There will be people complaining that showrunner Chris Chibnall has taken a dump on Doctor Who lore. But has he? Has he really? The origins of the Time Lords have never been explained and only bits and pieces of their history have ever been established on screen. What Chibnall has done is go back to the beginning and show us how the Time Lords came to be. I loved the revelation that their regenerative abilities aren’t actually natural, that they got them from another being, the Timeless Child. I also loved that the Doctor herself was the Timeless Child, that she had a whole other life before the First Doctor, but her memories of it were erased. Equally clever was how her adopted mother covered up the memories of the Timeless Child with a ‘filter’, which turned out to be the scenes of the immortal police officer in Ireland from the previous episode.
There is so much that Chibnall leaves hanging. Where did the Timeless Child come from and what is the Doctor’s original species? How much of the Doctor’s life was ‘redacted’? How many lives has the Doctor actually lived? What was the Doctor’s role within the Division, a faction of Time Lords that chose to go against Time Lord policy of non-interference?

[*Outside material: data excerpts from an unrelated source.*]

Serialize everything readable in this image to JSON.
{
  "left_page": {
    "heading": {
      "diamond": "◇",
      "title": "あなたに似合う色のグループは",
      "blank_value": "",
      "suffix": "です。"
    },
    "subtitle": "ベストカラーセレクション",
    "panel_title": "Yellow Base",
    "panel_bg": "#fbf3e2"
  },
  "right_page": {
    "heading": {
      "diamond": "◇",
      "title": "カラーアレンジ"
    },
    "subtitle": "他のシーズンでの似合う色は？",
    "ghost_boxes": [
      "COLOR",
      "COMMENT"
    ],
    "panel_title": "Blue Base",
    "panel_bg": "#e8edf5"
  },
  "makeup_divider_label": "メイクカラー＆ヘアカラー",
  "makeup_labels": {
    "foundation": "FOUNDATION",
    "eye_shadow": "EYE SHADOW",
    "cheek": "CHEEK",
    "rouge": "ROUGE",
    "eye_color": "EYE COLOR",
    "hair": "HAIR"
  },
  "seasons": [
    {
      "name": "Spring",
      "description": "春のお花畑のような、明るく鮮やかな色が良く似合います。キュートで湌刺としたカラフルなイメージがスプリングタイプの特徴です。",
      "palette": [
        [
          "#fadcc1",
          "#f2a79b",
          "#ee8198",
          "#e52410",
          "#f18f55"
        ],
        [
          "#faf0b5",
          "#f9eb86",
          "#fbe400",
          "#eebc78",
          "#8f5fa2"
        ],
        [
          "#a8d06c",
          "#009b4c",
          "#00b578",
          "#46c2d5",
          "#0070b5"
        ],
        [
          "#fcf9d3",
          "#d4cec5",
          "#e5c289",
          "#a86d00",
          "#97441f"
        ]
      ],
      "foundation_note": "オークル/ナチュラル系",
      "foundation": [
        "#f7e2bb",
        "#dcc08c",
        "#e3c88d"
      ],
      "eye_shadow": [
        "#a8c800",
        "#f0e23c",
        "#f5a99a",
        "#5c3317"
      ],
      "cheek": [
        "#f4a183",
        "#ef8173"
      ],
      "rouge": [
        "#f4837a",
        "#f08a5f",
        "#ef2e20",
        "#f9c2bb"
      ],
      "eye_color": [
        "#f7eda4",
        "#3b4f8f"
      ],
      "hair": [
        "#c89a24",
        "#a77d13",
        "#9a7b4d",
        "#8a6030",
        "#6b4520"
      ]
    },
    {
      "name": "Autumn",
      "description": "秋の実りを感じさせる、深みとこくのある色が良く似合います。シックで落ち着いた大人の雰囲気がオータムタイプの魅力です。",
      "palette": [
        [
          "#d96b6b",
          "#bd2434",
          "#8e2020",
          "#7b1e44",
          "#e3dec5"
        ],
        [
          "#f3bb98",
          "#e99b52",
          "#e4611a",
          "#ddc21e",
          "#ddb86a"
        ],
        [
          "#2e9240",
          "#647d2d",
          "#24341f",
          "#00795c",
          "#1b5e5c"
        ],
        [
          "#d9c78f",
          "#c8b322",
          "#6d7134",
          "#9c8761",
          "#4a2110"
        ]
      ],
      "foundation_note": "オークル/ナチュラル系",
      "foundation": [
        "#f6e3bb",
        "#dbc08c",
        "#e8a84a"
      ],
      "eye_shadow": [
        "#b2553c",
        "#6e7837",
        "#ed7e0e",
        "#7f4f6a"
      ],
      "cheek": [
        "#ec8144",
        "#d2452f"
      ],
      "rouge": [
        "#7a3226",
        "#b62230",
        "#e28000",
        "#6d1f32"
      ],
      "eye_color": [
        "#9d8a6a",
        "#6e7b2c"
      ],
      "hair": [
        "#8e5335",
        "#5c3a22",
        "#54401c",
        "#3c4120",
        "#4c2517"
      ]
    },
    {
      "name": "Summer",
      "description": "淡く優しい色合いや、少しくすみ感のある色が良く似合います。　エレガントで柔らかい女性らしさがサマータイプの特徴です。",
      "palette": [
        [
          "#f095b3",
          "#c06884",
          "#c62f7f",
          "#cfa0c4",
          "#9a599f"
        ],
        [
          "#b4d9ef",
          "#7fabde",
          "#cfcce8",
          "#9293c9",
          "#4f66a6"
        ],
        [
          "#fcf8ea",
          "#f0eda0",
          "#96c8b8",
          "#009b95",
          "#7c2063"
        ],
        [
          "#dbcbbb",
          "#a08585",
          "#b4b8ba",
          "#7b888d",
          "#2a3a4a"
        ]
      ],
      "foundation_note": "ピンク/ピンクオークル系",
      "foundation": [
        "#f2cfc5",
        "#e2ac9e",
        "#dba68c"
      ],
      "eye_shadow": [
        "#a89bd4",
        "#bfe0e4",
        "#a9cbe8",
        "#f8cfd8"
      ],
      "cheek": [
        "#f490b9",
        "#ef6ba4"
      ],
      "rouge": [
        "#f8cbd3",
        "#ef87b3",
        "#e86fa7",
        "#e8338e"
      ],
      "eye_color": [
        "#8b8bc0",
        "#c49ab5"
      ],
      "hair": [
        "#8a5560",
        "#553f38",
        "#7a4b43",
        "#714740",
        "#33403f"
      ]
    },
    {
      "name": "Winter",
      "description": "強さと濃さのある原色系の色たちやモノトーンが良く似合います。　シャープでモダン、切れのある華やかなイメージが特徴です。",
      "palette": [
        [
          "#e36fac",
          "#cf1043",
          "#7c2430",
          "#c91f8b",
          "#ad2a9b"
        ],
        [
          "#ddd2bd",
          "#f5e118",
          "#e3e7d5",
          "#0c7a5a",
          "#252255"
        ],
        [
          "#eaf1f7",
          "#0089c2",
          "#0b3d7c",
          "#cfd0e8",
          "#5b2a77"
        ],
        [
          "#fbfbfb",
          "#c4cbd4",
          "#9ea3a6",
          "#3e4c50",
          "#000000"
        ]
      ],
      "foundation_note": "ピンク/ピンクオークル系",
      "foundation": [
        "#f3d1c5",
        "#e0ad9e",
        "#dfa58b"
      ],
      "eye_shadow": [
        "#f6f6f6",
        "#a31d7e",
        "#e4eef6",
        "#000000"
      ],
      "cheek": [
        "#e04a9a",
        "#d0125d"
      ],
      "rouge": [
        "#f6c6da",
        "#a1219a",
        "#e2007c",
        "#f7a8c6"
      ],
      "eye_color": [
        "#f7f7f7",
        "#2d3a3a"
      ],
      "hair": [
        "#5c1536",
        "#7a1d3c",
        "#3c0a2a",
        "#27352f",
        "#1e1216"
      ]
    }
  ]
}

I’m fascinated to see where this goes. My hope is that we will get more insight into the Doctor’s life before the First Doctor. No one’s ever really gone there. We know that she had a family and was a parent, because Susan was her granddaughter. We know she and the Master were at the academy together. In Listen, we see her childhood home and two people who may have been her guardians.
In essence, Chibnall is filling in the blanks. He’s just making the infill a lot more compelling that we assumed. The Doctor’s now going to want to piece together her real backstory and I for one am looking forward to joining her.
For me, there are two main problems with the Chibnall era so far. Some of the stories are overly simple, to the point where I’m sometimes craving Stephen Moffat levels of complication. And the companions are underdeveloped. To be honest, that’s partly Chibnall’s fault (there’s too many of them) and partly the BBC’s (only giving Chibnall 10 episodes to develop four characters when we used to get 13 episodes to develop two).
And I have to say, the biggest failing of all of New-Who since 2005 is that no writer has yet invented a recurring menace with as much staying power as the Daleks, the Cybermen or the Master — all Old-Who villains that New-Who keeps falling back on. Moffat came close with the Weeping Angels, but where are they now? As much as I love the Daleks, I sighed with exasperation when I saw that the post-series 12 special was called Revolution of the Daleks. We desperately need some imagination in the villains’ department.
All that being said, The Timeless Children really has shaken up Doctor Who for the better, and it’s made me more excited for the future of the show than I have been for years.